Semantics-Aware Unified Terrestrial Non-Terrestrial 6G Networks
Erfan Delfani, Agapi Mesodiakaki, Leandros Tassiulas, Nikolaos Pappas
TL;DR
This work tackles the data-management bottleneck in Semantics-aware unified TN-NTNs by introducing a content- and query-aware framework that optimizes information utility in a multi-hop LEO satellite network. It formalizes semantic attributes (timeliness, relevance, and utility) and metrics (AoI, VAoI, QAoI, QVAoI), and develops an infinite-horizon MDP solved via Relative Value Iteration to yield a threshold-based optimal policy for transmission scheduling. The results show that semantics-aware policies, particularly those based on QVAoI, deliver fresher and more informative updates while dramatically reducing transmissions and energy consumption (up to ~73% savings) compared with state-of-the-art methods. These findings highlight the practical potential of semantic-driven control to enable energy-efficient, QoS-assured 6G TN-NTNs, motivating future extensions to multi-device scenarios and broader network components.
Abstract
The integration of Terrestrial and Non-Terrestrial Networks (TN-NTNs), introduced in 5G, is advancing toward a unified and seamless network of networks in Sixth-Generation (6G).

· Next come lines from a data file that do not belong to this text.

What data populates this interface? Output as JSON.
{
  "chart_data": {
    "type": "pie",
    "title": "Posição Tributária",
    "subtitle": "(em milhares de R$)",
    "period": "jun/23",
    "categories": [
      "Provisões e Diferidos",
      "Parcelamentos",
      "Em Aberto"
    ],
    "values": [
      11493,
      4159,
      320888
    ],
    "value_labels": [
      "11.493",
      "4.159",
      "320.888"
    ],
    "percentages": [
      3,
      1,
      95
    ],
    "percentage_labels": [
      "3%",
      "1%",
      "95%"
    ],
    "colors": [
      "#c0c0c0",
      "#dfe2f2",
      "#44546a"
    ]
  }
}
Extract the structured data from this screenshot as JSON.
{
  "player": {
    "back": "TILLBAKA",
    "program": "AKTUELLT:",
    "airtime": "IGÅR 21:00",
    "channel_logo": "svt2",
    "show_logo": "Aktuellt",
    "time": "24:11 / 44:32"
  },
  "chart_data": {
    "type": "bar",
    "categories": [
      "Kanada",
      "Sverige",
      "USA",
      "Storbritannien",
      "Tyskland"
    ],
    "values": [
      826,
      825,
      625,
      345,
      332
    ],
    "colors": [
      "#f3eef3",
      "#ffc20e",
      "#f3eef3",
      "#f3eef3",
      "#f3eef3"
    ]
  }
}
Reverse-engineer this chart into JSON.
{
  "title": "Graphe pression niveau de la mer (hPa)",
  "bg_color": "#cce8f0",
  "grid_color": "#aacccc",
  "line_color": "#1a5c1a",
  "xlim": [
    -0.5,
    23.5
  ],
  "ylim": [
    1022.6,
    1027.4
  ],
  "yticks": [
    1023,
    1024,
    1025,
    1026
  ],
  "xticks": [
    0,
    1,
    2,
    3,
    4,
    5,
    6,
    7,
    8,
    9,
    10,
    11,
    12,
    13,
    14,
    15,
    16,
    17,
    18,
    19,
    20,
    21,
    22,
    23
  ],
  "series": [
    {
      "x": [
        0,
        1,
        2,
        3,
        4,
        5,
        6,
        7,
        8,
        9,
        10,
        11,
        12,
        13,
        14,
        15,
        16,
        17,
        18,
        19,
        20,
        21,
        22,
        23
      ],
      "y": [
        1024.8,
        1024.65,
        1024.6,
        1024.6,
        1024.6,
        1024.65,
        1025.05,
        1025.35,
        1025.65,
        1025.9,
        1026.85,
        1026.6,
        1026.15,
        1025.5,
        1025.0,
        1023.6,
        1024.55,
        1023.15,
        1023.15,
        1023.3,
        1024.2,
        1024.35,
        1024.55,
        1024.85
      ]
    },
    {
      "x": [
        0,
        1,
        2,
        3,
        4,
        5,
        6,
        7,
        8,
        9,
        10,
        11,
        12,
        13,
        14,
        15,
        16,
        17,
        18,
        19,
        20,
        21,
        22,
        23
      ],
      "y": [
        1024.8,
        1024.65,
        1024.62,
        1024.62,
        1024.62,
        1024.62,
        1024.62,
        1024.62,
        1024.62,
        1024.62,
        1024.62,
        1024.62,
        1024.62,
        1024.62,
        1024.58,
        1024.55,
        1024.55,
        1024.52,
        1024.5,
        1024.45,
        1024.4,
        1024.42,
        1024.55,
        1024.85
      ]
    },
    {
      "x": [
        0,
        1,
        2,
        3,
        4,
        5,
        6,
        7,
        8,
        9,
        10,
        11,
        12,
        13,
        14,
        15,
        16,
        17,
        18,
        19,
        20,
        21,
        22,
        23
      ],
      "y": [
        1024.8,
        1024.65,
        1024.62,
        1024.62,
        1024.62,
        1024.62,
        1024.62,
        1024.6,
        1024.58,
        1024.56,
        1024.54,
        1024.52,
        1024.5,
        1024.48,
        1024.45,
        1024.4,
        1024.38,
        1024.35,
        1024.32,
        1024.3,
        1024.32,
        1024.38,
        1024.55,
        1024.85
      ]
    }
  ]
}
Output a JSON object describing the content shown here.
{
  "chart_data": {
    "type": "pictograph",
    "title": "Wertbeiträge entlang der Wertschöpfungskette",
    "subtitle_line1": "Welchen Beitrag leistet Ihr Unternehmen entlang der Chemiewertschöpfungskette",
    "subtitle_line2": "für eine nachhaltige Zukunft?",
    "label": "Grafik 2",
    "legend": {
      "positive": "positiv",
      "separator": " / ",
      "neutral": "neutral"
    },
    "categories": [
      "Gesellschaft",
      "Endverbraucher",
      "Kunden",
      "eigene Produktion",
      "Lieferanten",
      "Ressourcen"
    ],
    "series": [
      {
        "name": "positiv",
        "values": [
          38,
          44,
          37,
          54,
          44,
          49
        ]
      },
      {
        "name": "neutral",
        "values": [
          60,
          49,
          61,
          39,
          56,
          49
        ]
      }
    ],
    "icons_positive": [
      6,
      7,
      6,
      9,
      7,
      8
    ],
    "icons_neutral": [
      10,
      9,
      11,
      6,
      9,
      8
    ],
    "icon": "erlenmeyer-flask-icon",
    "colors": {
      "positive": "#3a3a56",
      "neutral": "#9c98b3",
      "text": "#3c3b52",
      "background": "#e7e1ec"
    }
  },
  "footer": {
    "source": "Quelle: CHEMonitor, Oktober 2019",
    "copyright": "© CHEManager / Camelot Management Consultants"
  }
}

This evolution markedly increases the volume of generated and exchanged data, imposing stringent technical and operational requirements along with higher cost and energy consumption. Consequently, efficient management of data generation and transmission within this unified architecture has become essential. In this article, we investigate semantics-aware information handling in unified TN-NTNs, where data communication between distant TN nodes is enabled via an NTN. We consider an Internet of Things (IoT) monitoring system in which status updates from a remote Energy Harvesting (EH) device are delivered to a destination monitor through a network of Low Earth Orbit (LEO) satellites. We leverage semantic metrics, such as Query Version Age of Information, which collectively capture the timeliness, relevance, and utility of information. This approach minimizes the transmission of stale, uninformative, or unusable information, thereby reducing the volume of data that must be transmitted and processed. The result is a substantial reduction in energy consumption and data exchange within the network-achieving up to 73% lower energy-charging requirements and fewer transmission demands than the state of the art-without compromising the conveyed information.